Бертольд сжал кулаки, затем снова потер коленку:
– Извини, Семен, я многословен.
– Эльза была тебе прекрасной женой, мы все очень ее любили. Алевтина до сих пор корит себя, думает, что виновата, что не углядела. Думает, я не вижу, как она мучается, когда про Эльзу говорят, годовщины отмечают, на кладбище в дни поминовения ходят. Ты говори, Бертольд, ведь у тебя есть то, самое важное, что мне передать надо, не сомневайся, все сделаю для тебя, будь уверен.
– Да, Семен, ты прав, кое-что я должен тебе передать. Так вот, брожу я по нашему рынку, уже кое-чего купил, корзинка почти полная. Подхожу к овощному прилавку и спрашиваю продавца: «Почем кабачки?»
Ну, он мне отвечает и предлагает тот, что побольше, а я говорю:
– Да, у меня уже корзинка полная, мне поменьше поищите.
Он смеется и отвечает:
– Я вам что, сантиметром перемерять буду?

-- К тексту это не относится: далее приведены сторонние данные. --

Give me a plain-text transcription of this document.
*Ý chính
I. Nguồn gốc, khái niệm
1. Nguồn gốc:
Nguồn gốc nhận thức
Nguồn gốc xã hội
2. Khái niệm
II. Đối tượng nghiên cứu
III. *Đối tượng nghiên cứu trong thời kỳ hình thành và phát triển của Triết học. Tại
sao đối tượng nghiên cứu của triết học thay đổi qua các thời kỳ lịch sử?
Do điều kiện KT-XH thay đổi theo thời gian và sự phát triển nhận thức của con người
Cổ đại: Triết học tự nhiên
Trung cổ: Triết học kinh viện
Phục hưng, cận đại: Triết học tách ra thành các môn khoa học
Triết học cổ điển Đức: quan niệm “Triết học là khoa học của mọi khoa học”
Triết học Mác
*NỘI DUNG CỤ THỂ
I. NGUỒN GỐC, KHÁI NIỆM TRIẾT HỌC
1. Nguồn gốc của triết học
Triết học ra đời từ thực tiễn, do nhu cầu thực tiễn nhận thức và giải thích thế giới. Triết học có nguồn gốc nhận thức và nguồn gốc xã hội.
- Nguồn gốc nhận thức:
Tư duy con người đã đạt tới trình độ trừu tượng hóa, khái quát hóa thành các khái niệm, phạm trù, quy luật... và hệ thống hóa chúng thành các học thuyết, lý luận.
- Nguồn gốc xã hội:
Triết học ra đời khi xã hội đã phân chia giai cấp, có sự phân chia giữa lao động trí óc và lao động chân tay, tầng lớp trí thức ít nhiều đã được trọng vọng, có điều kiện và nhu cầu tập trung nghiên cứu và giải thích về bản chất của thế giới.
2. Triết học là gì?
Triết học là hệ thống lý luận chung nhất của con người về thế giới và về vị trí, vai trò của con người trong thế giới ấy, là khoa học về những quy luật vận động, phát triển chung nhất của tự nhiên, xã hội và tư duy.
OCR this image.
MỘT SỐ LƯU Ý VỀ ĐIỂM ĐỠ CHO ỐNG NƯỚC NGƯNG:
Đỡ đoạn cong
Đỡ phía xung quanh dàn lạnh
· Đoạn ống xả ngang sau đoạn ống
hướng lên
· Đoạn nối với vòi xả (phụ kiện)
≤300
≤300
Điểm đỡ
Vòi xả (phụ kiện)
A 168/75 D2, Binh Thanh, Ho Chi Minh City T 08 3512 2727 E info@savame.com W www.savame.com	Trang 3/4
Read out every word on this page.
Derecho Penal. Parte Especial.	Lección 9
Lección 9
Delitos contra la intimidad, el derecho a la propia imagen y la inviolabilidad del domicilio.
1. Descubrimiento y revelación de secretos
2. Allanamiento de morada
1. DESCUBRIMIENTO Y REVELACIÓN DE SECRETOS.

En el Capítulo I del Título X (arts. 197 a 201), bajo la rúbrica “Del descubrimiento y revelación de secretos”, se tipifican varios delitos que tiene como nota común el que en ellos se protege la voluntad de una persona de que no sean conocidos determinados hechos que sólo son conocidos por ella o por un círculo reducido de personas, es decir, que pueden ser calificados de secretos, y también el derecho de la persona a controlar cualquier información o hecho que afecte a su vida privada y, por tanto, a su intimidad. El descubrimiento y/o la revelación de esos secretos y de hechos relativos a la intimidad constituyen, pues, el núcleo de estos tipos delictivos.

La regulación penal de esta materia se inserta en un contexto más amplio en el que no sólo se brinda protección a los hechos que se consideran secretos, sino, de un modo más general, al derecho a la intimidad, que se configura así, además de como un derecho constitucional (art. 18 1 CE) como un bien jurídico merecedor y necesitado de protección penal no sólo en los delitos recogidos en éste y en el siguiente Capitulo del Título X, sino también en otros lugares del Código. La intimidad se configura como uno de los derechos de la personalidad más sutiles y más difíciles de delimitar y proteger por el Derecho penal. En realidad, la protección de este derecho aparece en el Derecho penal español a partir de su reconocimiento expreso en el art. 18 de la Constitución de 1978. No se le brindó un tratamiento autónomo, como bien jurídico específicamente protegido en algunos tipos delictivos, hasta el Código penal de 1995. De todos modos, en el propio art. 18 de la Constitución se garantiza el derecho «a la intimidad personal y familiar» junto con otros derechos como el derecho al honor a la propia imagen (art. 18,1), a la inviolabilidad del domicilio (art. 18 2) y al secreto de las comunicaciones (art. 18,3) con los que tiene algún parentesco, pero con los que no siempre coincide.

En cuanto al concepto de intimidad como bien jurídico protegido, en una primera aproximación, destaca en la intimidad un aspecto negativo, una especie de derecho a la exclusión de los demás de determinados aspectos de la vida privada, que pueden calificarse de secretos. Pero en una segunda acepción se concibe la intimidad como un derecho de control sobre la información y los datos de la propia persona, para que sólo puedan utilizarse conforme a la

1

Видите, они все почти одного размера.
И тут у меня за спиной раздается тихий такой женский голосок:
– Да, мы верим, но проверим, даже бога перемерим.
Я обернулся и почти уперся в женщину. Высокая, моих лет, хорошо одета, в шляпке, тоже с корзинкой и смеется.
– Я, как и вы, собралась кабачок купить, – делится она, значит, со мной, и тут же продавцу: – Вот, который в углу, – и указывает на тот, который мне предлагали. – Этот мне, а тот, что за ним, этому товарищу.
И действительно, мне поменьше достался. Рассчитались мы за покупки и вместе пошли вдоль торговых рядов. Выглядело вроде естественно: сошлись двое покупателей на почве совместного процесса приобретения кабачков. У меня все внутри трясется, понимаю, что эта женщина оттуда, и сейчас что-то должно произойти. Ты ведь помнишь, раньше все проще было и с письмами, и с посылками, а в двадцать восьмом уже поменялась ситуация. Письмо оттуда могло всю твою жизнь опрокинуть, промолчу про сегодня.